I would go at least 4.56s.
yes, it definitely seems stronger so we're on the right track there. If I have time I'm going to try towing something this weekend to see how that feels.

I was planning on 4.56s for sure, just not positive how I'm going to do it. I could swap them into my current 1/2 ton axles relatively cheap or I could by 1 ton stuff that already has 4.56 gears. That's the more expensive way but trying to decide if that is the long term answer.

what does timing do at 4k and 5k no vacuum?
I didn't check that but I will tomorrow. I'm assuming I was at full advance at 3k, but worth a check.
 
yes, it definitely seems stronger so we're on the right track there. If I have time I'm going to try towing something this weekend to see how that feels.

I was planning on 4.56s for sure, just not positive how I'm going to do it. I could swap them into my current 1/2 ton axles relatively cheap or I could by 1 ton stuff that already has 4.56 gears. That's the more expensive way but trying to decide if that is the long term answer.

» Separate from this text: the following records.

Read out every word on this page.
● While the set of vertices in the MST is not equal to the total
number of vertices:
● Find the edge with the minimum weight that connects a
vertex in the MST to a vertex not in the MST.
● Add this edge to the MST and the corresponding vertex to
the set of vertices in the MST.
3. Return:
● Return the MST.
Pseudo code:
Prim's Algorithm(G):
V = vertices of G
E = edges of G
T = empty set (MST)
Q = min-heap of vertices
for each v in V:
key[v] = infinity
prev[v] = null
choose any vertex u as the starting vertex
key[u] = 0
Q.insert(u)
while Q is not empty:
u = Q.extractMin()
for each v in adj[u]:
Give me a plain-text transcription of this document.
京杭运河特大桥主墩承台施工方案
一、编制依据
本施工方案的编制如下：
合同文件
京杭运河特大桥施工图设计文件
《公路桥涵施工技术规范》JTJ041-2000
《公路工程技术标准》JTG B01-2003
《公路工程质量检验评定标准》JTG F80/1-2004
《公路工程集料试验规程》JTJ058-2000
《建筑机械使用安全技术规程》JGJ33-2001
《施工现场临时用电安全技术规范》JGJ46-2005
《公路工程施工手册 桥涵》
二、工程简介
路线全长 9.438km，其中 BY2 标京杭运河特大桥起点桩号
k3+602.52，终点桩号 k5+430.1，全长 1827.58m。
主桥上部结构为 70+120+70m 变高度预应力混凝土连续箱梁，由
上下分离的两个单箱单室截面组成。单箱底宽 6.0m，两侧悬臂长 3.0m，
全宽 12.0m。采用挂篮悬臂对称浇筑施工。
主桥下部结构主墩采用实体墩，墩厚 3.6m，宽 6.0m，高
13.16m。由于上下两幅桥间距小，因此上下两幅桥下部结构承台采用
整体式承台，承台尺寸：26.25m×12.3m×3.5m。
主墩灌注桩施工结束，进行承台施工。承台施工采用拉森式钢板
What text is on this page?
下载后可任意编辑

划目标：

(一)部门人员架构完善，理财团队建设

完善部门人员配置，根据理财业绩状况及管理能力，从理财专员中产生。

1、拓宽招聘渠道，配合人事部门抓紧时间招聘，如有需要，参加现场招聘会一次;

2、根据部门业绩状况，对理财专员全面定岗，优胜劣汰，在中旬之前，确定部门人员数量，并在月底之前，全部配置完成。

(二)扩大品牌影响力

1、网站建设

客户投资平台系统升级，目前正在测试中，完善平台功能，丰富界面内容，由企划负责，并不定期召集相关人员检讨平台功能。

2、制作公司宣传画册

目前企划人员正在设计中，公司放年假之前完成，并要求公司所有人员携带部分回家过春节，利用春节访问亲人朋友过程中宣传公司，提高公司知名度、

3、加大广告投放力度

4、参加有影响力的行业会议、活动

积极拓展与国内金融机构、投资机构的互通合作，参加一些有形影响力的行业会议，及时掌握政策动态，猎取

I didn't check that but I will tomorrow. I'm assuming I was at full advance at 3k, but worth a check.

You can guess what my answer would be on the way to gear it. I have spent alot to have 1/2 tons geared to 4.10s and now own 3 dana 60Fs.
 
what does timing do at 4k and 5k no vacuum?

it "should" be what he set it at 3k rpm with vacuum advance disconnected. the vacumm advance helps get you better fuel milage at cruising rpms and as you get under a heavy load the vacuum goes away and the timing retards so you dont get detonation. unless you have some really heavy springs on the mechanical advance all mechanical timing should be "in" at or before 3k rpms.
 
I may be wrong but the way I set it up is 8* initial and 32-36 total @3000 rpm without vacuum line hooked up.

24* at idle is way way too much. that will cause your pinging issues for sure. especially at lower rpms like your talking about.

for me this has always worked for me. set up like this I didn't even have pinging in my 10 to 1 compression small block I had in my old truck, but I did have to run premium.